There’s a certain physical change that takes place as one ages, and it may or may not be a transformation (if you’re lucky, you keep your youthful looks indefinitely, or you get better with age like Tom Brady), and when it comes to the obituaries and your parting picture, you have to embrace that change, own your physical truth, as it were—use a current picture, for crying out loud!
When I was reading the paper the other day, I saw this picture, and my gut reaction was (gasp!) “Poor, dear girl.”
…and then I saw that she died at 96.
And boy did I feel duped!
Nellie Oleson didn’t die. (But this doppelgänger who did well may have been one of her schoolmates on the prairie. 🤦🏼♀️)
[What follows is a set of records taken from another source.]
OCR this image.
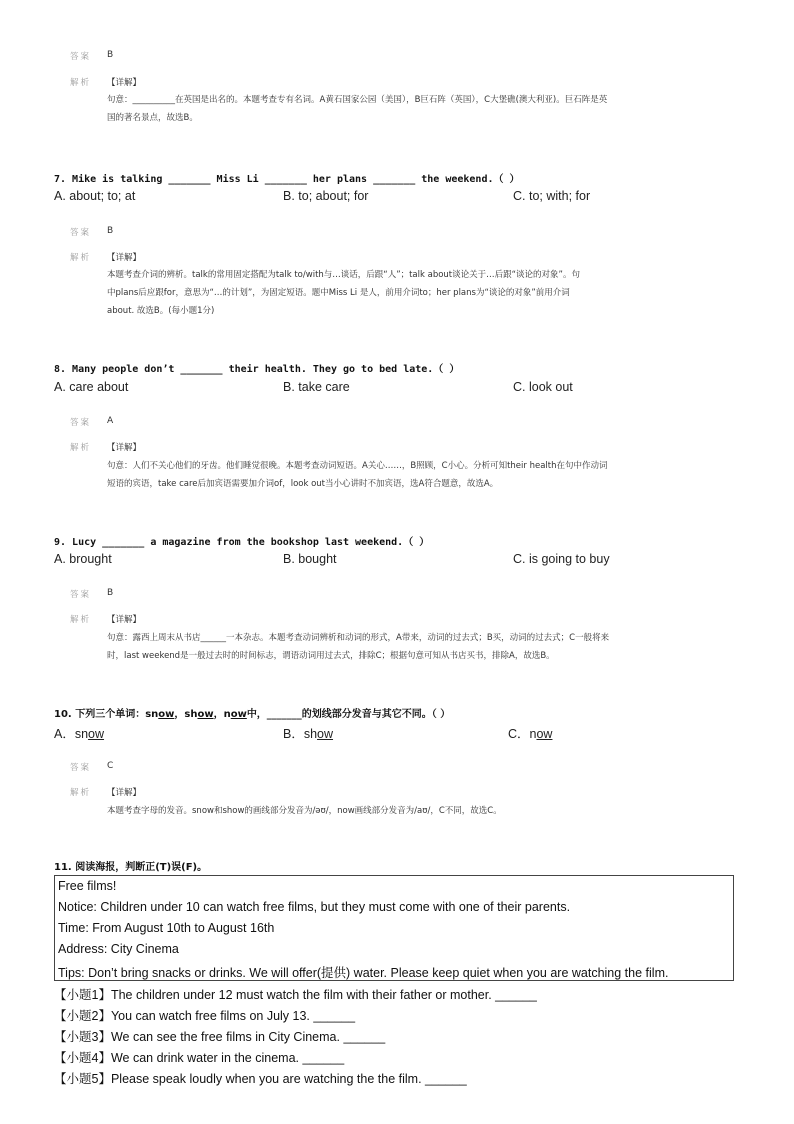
答案 B
解析 【详解】
句意：__________在英国是出名的。本题考查专有名词。A黄石国家公园（美国），B巨石阵（英国），C大堡礁(澳大利亚)。巨石阵是英
国的著名景点，故选B。
7. Mike is talking _______ Miss Li _______ her plans _______ the weekend.（ ）
A. about; to; at	B. to; about; for	C. to; with; for
答案 B
解析 【详解】
本题考查介词的辨析。talk的常用固定搭配为talk to/with与…谈话，后跟“人”；talk about谈论关于…后跟“谈论的对象”。句
中plans后应跟for，意思为“…的计划”，为固定短语。题中Miss Li 是人，前用介词to；her plans为“谈论的对象”前用介词
about. 故选B。(每小题1分)
8. Many people don’t _______ their health. They go to bed late.（ ）
A. care about	B. take care	C. look out
答案 A
解析 【详解】
句意：人们不关心他们的牙齿。他们睡觉很晚。本题考查动词短语。A关心……，B照顾，C小心。分析可知their health在句中作动词
短语的宾语，take care后加宾语需要加介词of，look out当小心讲时不加宾语，选A符合题意，故选A。
9. Lucy _______ a magazine from the bookshop last weekend.（ ）
A. brought	B. bought	C. is going to buy
答案 B
解析 【详解】
句意：露西上周末从书店______一本杂志。本题考查动词辨析和动词的形式，A带来，动词的过去式；B买，动词的过去式；C一般将来
时，last weekend是一般过去时的时间标志，谓语动词用过去式，排除C；根据句意可知从书店买书，排除A，故选B。
10. 下列三个单词：snow，show，now中，_______的划线部分发音与其它不同。（ ）
A．snow	B．show	C．now
答案 C
解析 【详解】
本题考查字母的发音。snow和show的画线部分发音为/əʊ/，now画线部分发音为/aʊ/，C不同，故选C。
11. 阅读海报，判断正(T)误(F)。
Free films!
Notice: Children under 10 can watch free films, but they must come with one of their parents.
Time: From August 10th to August 16th
Address: City Cinema
Tips: Don’t bring snacks or drinks. We will offer(提供) water. Please keep quiet when you are watching the film.
【小题1】The children under 12 must watch the film with their father or mother. ______
【小题2】You can watch free films on July 13. ______
【小题3】We can see the free films in City Cinema. ______
【小题4】We can drink water in the cinema. ______
【小题5】Please speak loudly when you are watching the the film. ______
As a reader, it infuriates me when I’m overcome by the sadness of a young person taken too soon…only to learn that they actually were old…and so too was the accompanying picture. (At least this didn’t violate my other personal obituary rule…when the person is really old, you can’t say they died “unexpectedly.” I can live with “suddenly,” but I can’t deal with “unexpectedly.” There’s an age at which death kind of becomes expected, always…no? Because at 90+ years, it should be kind of expected, always…no? At least in this case it said she died “peacefully.”)
The crossroads are dangerous. I’m on a crash course. But this heightened awareness coupled with everything I’ve learned thus far about navigating tricky intersections should (SHOULD!!!!!) allow me to assess the situation, make a smart move, pass through the crossroads relatively unscathed, and then hit the gas as I enjoy the journey to the next destination…wherever it is.
Thanks for taking this ride with me. I love my time here, and I appreciate you being here with me, so much.
Have a great week.
Love you too.
Crossroads. A good way to look at it. Love your writing. Keep at it.